Alarmierende Zahlen unterstreichen Dringlichkeit

Laut dem Zentrum für Krebsregisterdaten am Robert Koch-Institut in Berlin gab es im Jahr 2023 insgesamt etwa 517.800 neue Krebserkrankungen in Deutschland. Darmkrebs stellte mit 55.320 Fällen die vierthäufigste Krebsform dar, direkt nach Prostata-, Brustdrüsen- und Lungenkrebs. Allein im Jahr 2022 verstarben 10.320 Frauen und 12.639 Männer an den Folgen dieser Erkrankung. „Doch diese Krebserkrankung ist gut heilbar“, versichert Ärztin Beate Heering-Brunk mit Nachdruck. „Wenn der Darmkrebs früh erkannt wird, kann er in nahezu allen Fällen durch einen Eingriff geheilt werden“, ergänzt die Expertin, die seit 2004 ihre Praxis im Krankenhaus Klosterberg in Altentreptow führt.

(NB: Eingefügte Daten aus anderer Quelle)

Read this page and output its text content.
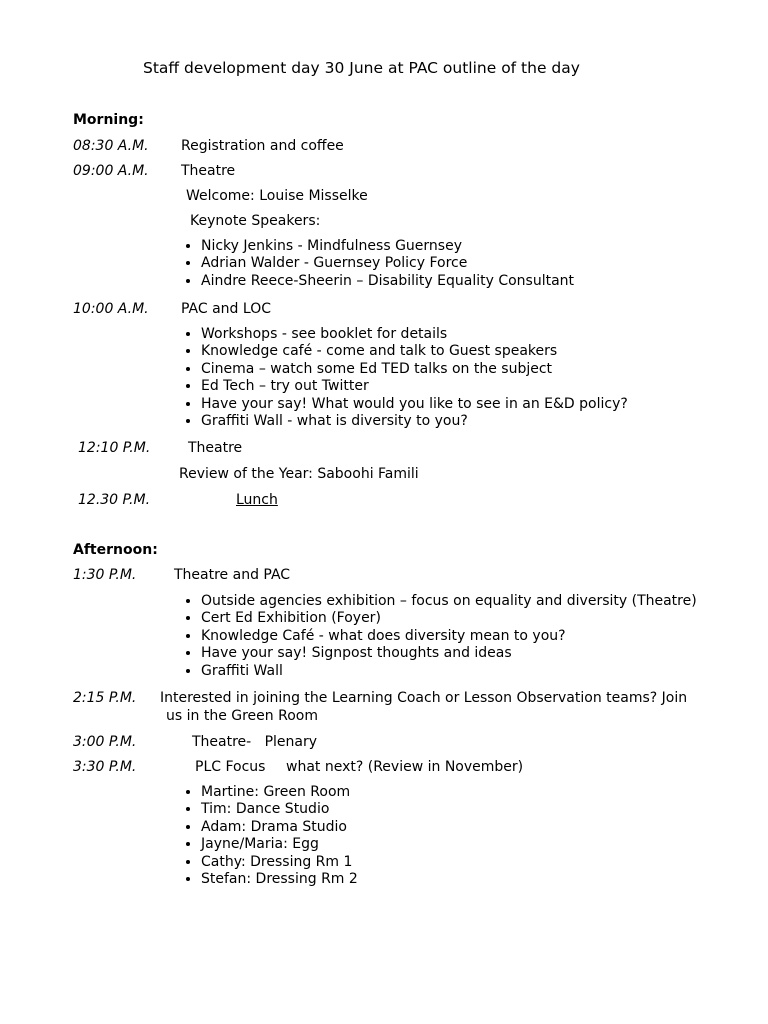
Staff development day 30 June at PAC outline of the day
Morning:
08:30 A.M. Registration and coffee
09:00 A.M. Theatre
Welcome: Louise Misselke
Keynote Speakers:
• Nicky Jenkins - Mindfulness Guernsey
• Adrian Walder - Guernsey Policy Force
• Aindre Reece-Sheerin – Disability Equality Consultant
10:00 A.M. PAC and LOC
• Workshops - see booklet for details
• Knowledge café - come and talk to Guest speakers
• Cinema – watch some Ed TED talks on the subject
• Ed Tech – try out Twitter
• Have your say! What would you like to see in an E&D policy?
• Graffiti Wall - what is diversity to you?
12:10 P.M.	Theatre
Review of the Year: Saboohi Famili
12.30 P.M.	Lunch
Afternoon:
1:30 P.M.	Theatre and PAC
• Outside agencies exhibition – focus on equality and diversity (Theatre)
• Cert Ed Exhibition (Foyer)
• Knowledge Café - what does diversity mean to you?
• Have your say! Signpost thoughts and ideas
• Graffiti Wall
2:15 P.M. Interested in joining the Learning Coach or Lesson Observation teams? Join
us in the Green Room
3:00 P.M.	Theatre-   Plenary
3:30 P.M.	PLC Focus what next? (Review in November)
• Martine: Green Room
• Tim: Dance Studio
• Adam: Drama Studio
• Jayne/Maria: Egg
• Cathy: Dressing Rm 1
• Stefan: Dressing Rm 2
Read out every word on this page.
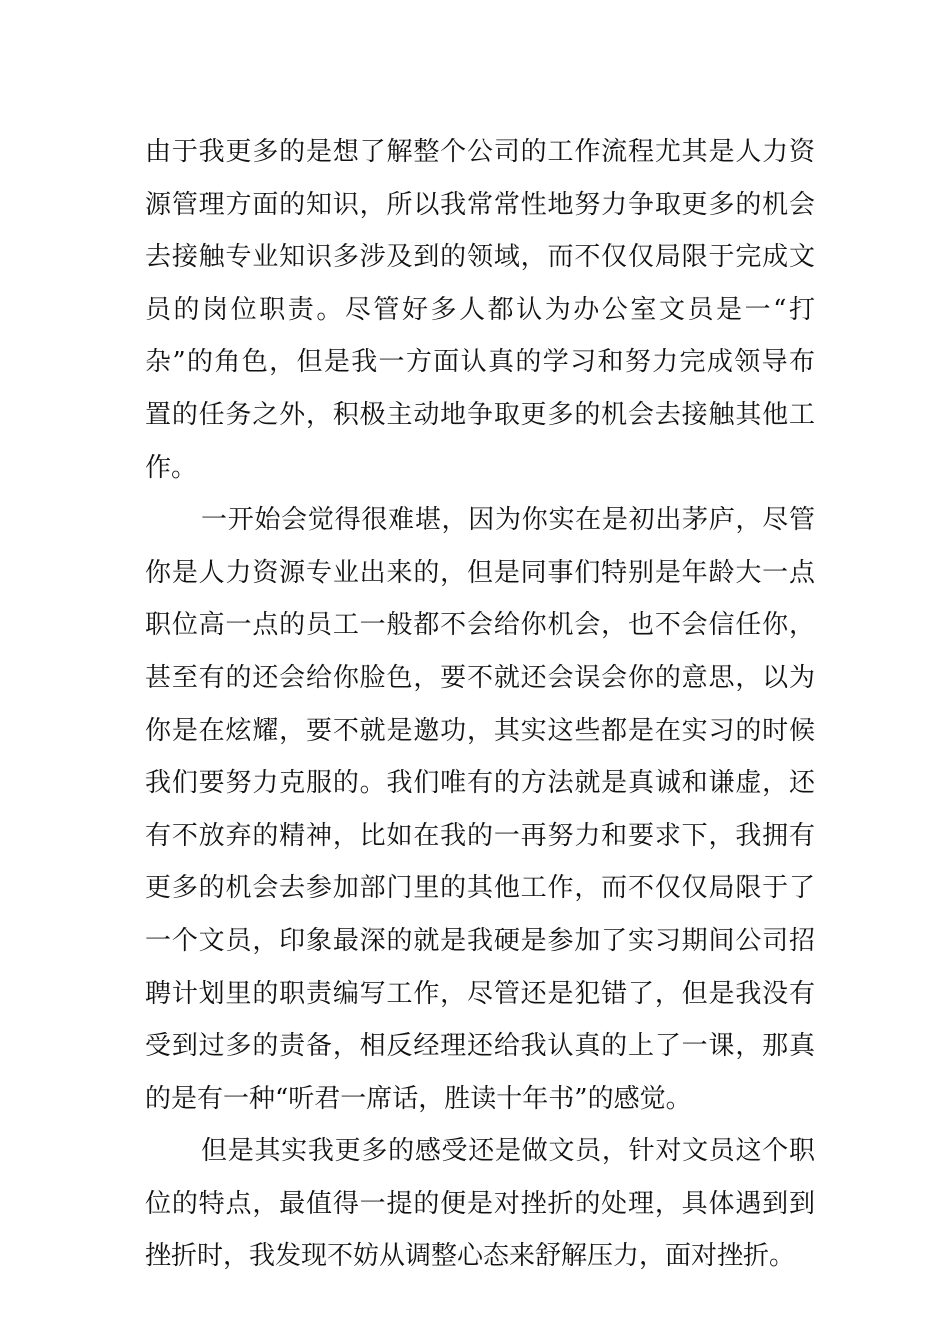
由于我更多的是想了解整个公司的工作流程尤其是人力资
源管理方面的知识，所以我常常性地努力争取更多的机会
去接触专业知识多涉及到的领域，而不仅仅局限于完成文
员的岗位职责。尽管好多人都认为办公室文员是一“打
杂”的角色，但是我一方面认真的学习和努力完成领导布
置的任务之外，积极主动地争取更多的机会去接触其他工
作。
一开始会觉得很难堪，因为你实在是初出茅庐，尽管
你是人力资源专业出来的，但是同事们特别是年龄大一点
职位高一点的员工一般都不会给你机会，也不会信任你，
甚至有的还会给你脸色，要不就还会误会你的意思，以为
你是在炫耀，要不就是邀功，其实这些都是在实习的时候
我们要努力克服的。我们唯有的方法就是真诚和谦虚，还
有不放弃的精神，比如在我的一再努力和要求下，我拥有
更多的机会去参加部门里的其他工作，而不仅仅局限于了
一个文员，印象最深的就是我硬是参加了实习期间公司招
聘计划里的职责编写工作，尽管还是犯错了，但是我没有
受到过多的责备，相反经理还给我认真的上了一课，那真
的是有一种“听君一席话，胜读十年书”的感觉。
但是其实我更多的感受还是做文员，针对文员这个职
位的特点，最值得一提的便是对挫折的处理，具体遇到到
挫折时，我发现不妨从调整心态来舒解压力，面对挫折。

Recht auf Vorsorge-Koloskopien ab 50

Im Mittelpunkt der Aufklärung steht die Darmspiegelung, medizinisch als Vorsorge-Koloskopie bezeichnet. „Jeder Bürger ab dem 50. Lebensjahr hat ein Recht auf zwei Vorsorge-Koloskopien, die von den Krankenkassen bezahlt werden“, erklärt Beate Heering-Brunk. Die zweite Untersuchung sollte dabei zehn Jahre nach der ersten erfolgen. Allerdings gibt es wichtige Ausnahmen von dieser Regelung: Falls enge Familienangehörige wie Großeltern, Eltern oder Geschwister vor dem 60. Lebensjahr an Darmkrebs erkrankt sind, kann die Untersuchung bereits alle fünf Jahre auf Kosten der Krankenkasse durchgeführt werden.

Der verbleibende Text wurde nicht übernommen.